One company in particular that is using regulation to leverage off of its technology capabilities is Etops. Over the last couple of years, it has steadily built out a unique offering called Fundbase, one of very few regulated fund platforms for investors to access hedge funds. 

"We are the only democratised hedge fund marketplace. Around 60 per cent of the investors who use Fundbase are located in Switzerland, the UK and the US. I would estimate that 25 per cent to 30 per cent of the investor capital on the platform is Swiss capital. In addition, we are starting to take over the complete hedge fund sourcing activities for some investors; an illustration of the way in which technology is changing the investment marketplace," outlines Michael Appenzeller, founder of Etops. 

There are 11,000 or so funds on the platform, with Etops providing legal representation to around 80 funds. At the end of the day, Fundbase is designed more to support investors by allowing them to effectively source funds based on their own criteria, and contact managers to see if they are willing to take in new capital. 

"For those funds on the platform who also select us for legal representation, they are more likely to be in pole position to get in front of new investors given how we bundle this with the premium exposure package; that's not something that anyone else can offer," says Appenzeller, confirming that Fundbase is currently adding around 50 to 100 new investors each month. 

"We work with prime brokers whose funds are on Fundbase and who use our tools to distribute. We have tools that allow us to see exactly who looked at particular funds; did they just look at the performance charts or did they go further and look at the PPM etc. There are various tools that investors can use to search for managers, build long and short lists, etc. Some independent Swiss wealth managers are starting to build hedge fund portfolios this way, with our support."

If a particular fund is not on Fundbase, the Etops team will make efforts to approach the manager in question. Indeed, this is how its US fund numbers, in particular, have grown. Fundbase has grown in direct correlation to investor demand with Appenzeller explaining: "It's not as though we are pulling together a number of different fund databases or curate a small number of hedge funds to distribute.
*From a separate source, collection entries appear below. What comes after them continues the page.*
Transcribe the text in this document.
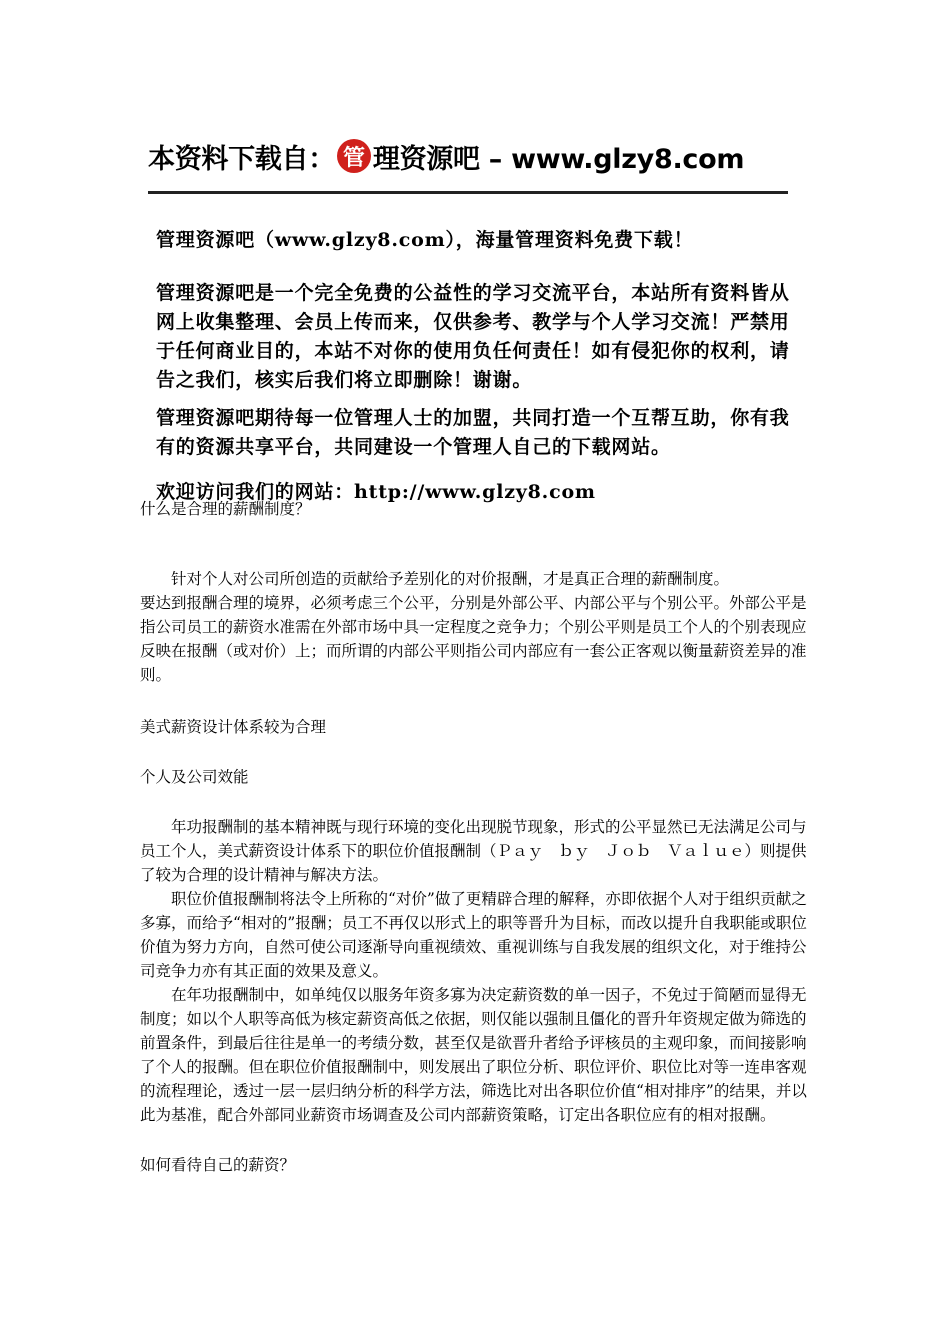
本资料下载自： 管 理资源吧 – www.glzy8.com

管理资源吧（www.glzy8.com），海量管理资料免费下载！

管理资源吧是一个完全免费的公益性的学习交流平台，本站所有资料皆从网上收集整理、会员上传而来，仅供参考、教学与个人学习交流！严禁用于任何商业目的，本站不对你的使用负任何责任！如有侵犯你的权利，请告之我们，核实后我们将立即删除！谢谢。

管理资源吧期待每一位管理人士的加盟，共同打造一个互帮互助，你有我有的资源共享平台，共同建设一个管理人自己的下载网站。

欢迎访问我们的网站：http://www.glzy8.com

什么是合理的薪酬制度？

针对个人对公司所创造的贡献给予差别化的对价报酬，才是真正合理的薪酬制度。

要达到报酬合理的境界，必须考虑三个公平，分别是外部公平、内部公平与个别公平。外部公平是指公司员工的薪资水准需在外部市场中具一定程度之竞争力；个别公平则是员工个人的个别表现应反映在报酬（或对价）上；而所谓的内部公平则指公司内部应有一套公正客观以衡量薪资差异的准则。

美式薪资设计体系较为合理

个人及公司效能

年功报酬制的基本精神既与现行环境的变化出现脱节现象，形式的公平显然已无法满足公司与员工个人，美式薪资设计体系下的职位价值报酬制（Ｐａｙ　ｂｙ　Ｊｏｂ　Ｖａｌｕｅ）则提供了较为合理的设计精神与解决方法。

职位价值报酬制将法令上所称的“对价”做了更精辟合理的解释，亦即依据个人对于组织贡献之多寡，而给予“相对的”报酬；员工不再仅以形式上的职等晋升为目标，而改以提升自我职能或职位价值为努力方向，自然可使公司逐渐导向重视绩效、重视训练与自我发展的组织文化，对于维持公司竞争力亦有其正面的效果及意义。

在年功报酬制中，如单纯仅以服务年资多寡为决定薪资数的单一因子，不免过于简陋而显得无制度；如以个人职等高低为核定薪资高低之依据，则仅能以强制且僵化的晋升年资规定做为筛选的前置条件，到最后往往是单一的考绩分数，甚至仅是欲晋升者给予评核员的主观印象，而间接影响了个人的报酬。但在职位价值报酬制中，则发展出了职位分析、职位评价、职位比对等一连串客观的流程理论，透过一层一层归纳分析的科学方法，筛选比对出各职位价值“相对排序”的结果，并以此为基准，配合外部同业薪资市场调查及公司内部薪资策略，订定出各职位应有的相对报酬。

如何看待自己的薪资？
Our funds are directly linked to Fundbase and to a large degree are brought on board by investor demand. Some of our competitors do take these approaches. In the short term it might be easier for them but we don't think it is scalable and disruptive enough. 

"As we can offer advisory support on how investors might want to think about constructing portfolios, it opens up the market to a wider range of smaller and mid-sized managers and not just the big established managers doing a soft close. 
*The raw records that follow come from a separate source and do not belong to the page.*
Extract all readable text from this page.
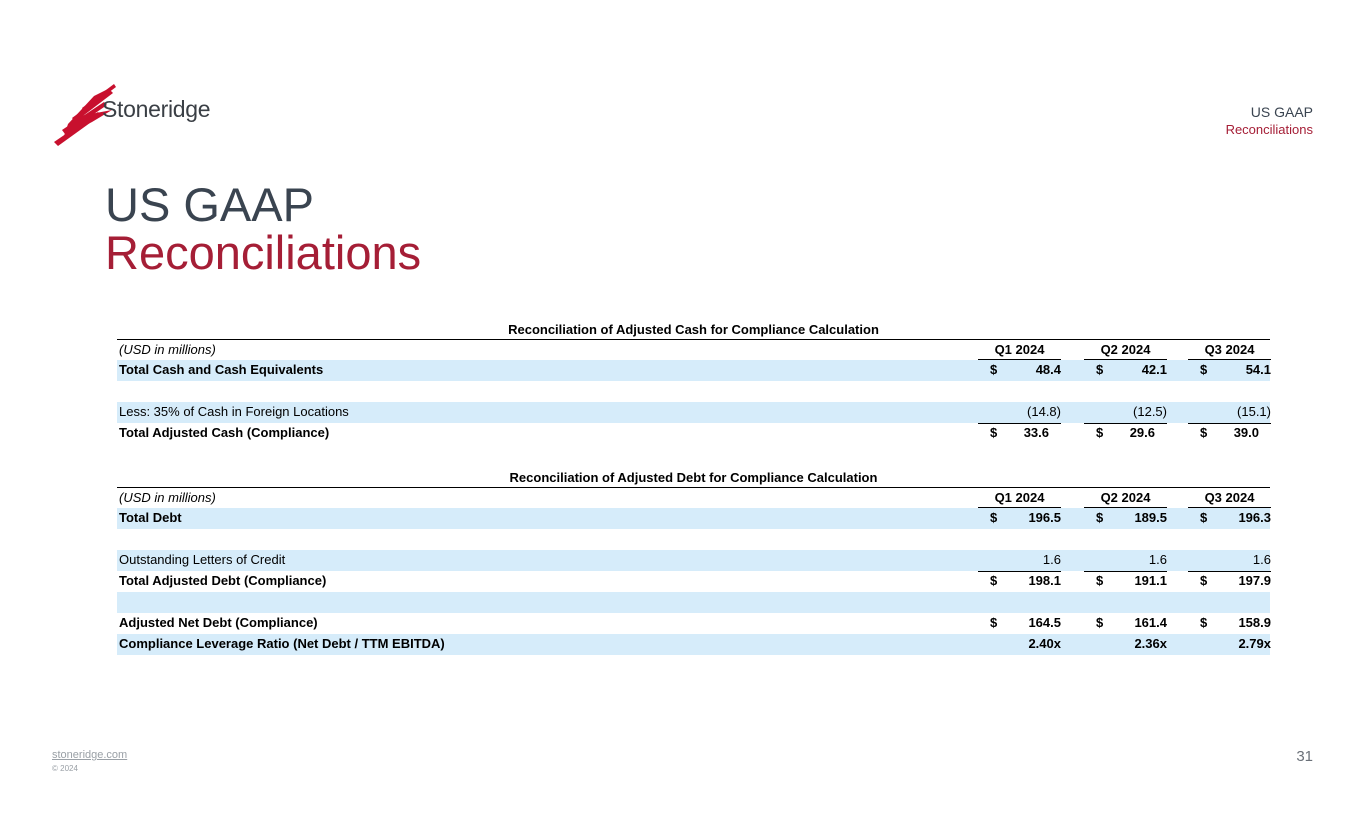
Stoneridge	US GAAP
Reconciliations
US GAAP
Reconciliations
Reconciliation of Adjusted Cash for Compliance Calculation
(USD in millions)	Q1 2024	Q2 2024	Q3 2024
Total Cash and Cash Equivalents	$	48.4	$	42.1	$	54.1
Less: 35% of Cash in Foreign Locations	(14.8)	(12.5)	(15.1)
Total Adjusted Cash (Compliance)	$ 33.6	$ 29.6	$ 39.0
Reconciliation of Adjusted Debt for Compliance Calculation
(USD in millions)	Q1 2024	Q2 2024	Q3 2024
Total Debt	$ 196.5	$ 189.5	$ 196.3
Outstanding Letters of Credit	1.6	1.6	1.6
Total Adjusted Debt (Compliance)	$ 198.1	$ 191.1	$ 197.9
Adjusted Net Debt (Compliance)	$ 164.5	$ 161.4	$ 158.9
Compliance Leverage Ratio (Net Debt / TTM EBITDA)	2.40x	2.36x	2.79x
stoneridge.com
© 2024
31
"Going with the largest managers cannot be the only wise strategy as there's no guarantee that large funds are going to perform as well as smaller funds (where perhaps managers are more hungry and keen to build a strong track record). Numbers from various research reports clearly support this."

For smaller hedge funds who still perhaps haven't developed an extensive distribution network in Switzerland, Oligo's Pedro concludes by confirming that as part of the legal representation service it provides it will also perform due diligence on third party distributors operating in the country; a direct benefit to managers keen to safely explore their marketing options.

"Part of our role as the Swiss legal representative is to supervise the distributors that a specific hedge fund uses. When there is a distribution agreement in place between the hedge fund and a third party distribution company, we also sign that agreement and do due diligence on that distributor as well as making sure they understand Swiss regulation, and stick to it," concludes Pedro. 

So one year in to CISA, with no sign of foreign hedge funds turning their backs on Switzerland, all that remains to be said is: "Happy First Birthday!